Short-Sighted Progress

Apparently Boise, Idaho is looking into putting in a streetcar. Boise's no stranger to streetcars, like most North American cities, but also like most North American cities, it's been a long time since it's had rails to ride - the original Boise streetcar system was decommissioned back in 1928, well before it became fashionable for cities to tear out the rails. The streetcar reintroduction project there is modest, just a couple of miles of track circulating through downtown, but already it's got detractors. One such opponent writes at the No Boise Street Car weblog, where streetcars themselves are castigated as "a regressive design... basically unchanged since their inception at the turn of the century."

Streetcars haven't changed in a hundred years? Okay, so where do I attach the horse?

Put the TTC's remaining Peter Witt heritage streetcar and a modern CLRV next to one another, and tell me how much is basically unchanged between them (protip: they both run on rails). By that logic, automobiles are equally regressive because they're still powered by internal combustion. But I digress.

Reading this reminded me of another note on the Transit Toronto website, regarding why Toronto still has a streetcar system of any kind. Sixty years ago, cities from Hamilton to Montreal and Vancouver to Ottawa operated, while now Toronto's are the last in the country. Toronto kept running streetcars not out of any sense of wisdom, but because it was "slow in embracing what was seen as the progressive trend."

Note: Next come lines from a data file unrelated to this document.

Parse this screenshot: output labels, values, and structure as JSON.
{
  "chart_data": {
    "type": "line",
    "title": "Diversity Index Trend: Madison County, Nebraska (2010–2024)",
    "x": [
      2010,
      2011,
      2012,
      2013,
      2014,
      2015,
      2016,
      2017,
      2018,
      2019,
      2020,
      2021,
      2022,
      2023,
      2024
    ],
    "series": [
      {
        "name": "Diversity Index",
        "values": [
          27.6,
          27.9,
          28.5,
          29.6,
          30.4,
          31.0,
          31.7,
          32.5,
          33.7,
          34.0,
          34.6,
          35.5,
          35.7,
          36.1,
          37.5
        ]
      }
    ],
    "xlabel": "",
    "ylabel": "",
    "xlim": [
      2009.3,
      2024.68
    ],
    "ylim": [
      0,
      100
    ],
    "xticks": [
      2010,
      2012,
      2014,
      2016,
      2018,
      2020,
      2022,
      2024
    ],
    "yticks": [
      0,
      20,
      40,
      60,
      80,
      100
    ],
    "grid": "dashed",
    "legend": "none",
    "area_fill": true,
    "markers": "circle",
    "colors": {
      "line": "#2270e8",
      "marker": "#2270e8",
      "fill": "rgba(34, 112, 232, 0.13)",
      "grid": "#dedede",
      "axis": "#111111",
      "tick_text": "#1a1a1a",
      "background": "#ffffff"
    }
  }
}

I've written before about the Great American Streetcar Scandal that led to the demolition of streetcar systems in Los Angeles and other cities across the United States, but it does a disservice to think of that as the sole and solitary reason why most cities abandoned their streetcars. The scandal was only the most prominent expression of an idea which was commonly held at the time, that streetcars belonged to the past and not the future. It's only been in the last couple of decades that cities have realized the hollowness of this belief and begun to reinstate light-rail transit systems.

The problem is not streetcars, no matter how much whoever's behind No Boise Street Car rails about the supposed inferiority of streetcars when compared to buses that can be powered by "one of many propulsion methods - battery, electric, gasoline, diesel, biodiesel, compressed natural gas, or hybrid technology." Nonwithstanding that only two of those methods create no emissions, which is half the reason I ride the streetcar myself. No, the problem is the consistent willingness to believe that just because an idea, concept, or method is old, it is outdated and something new is automatically better just because it's new.

On the face of it, there's nothing intrinsically wrong with that kind of neophilia, but following it blindly is right up there in the hierarchy of poor decisions. Sure, some old methods lasted because at one point they were the only way to do things - like burning coal for electricity away from sources of hydroelectricity - but others lasted because they worked, and worked well. I don't think it's a coincidence that most public transit operators were grievously wounded when they stopped running streetcars. At the time, everyone was jumping ship for individual automobiles, and since buses were the Wave of the Future, that's what every city on the continent started running. Too bad that buses are widely stereotyped as "the last resort," full of strange people and stranger smells. There's a permanence and, yes, a sort of romance involved with the rails, elevating them a bit above the everyday. That's one reason why I think light-rail has been successful where it's been reintroduced.

Progress is all well and good, but like all things, it should be pursued with moderation.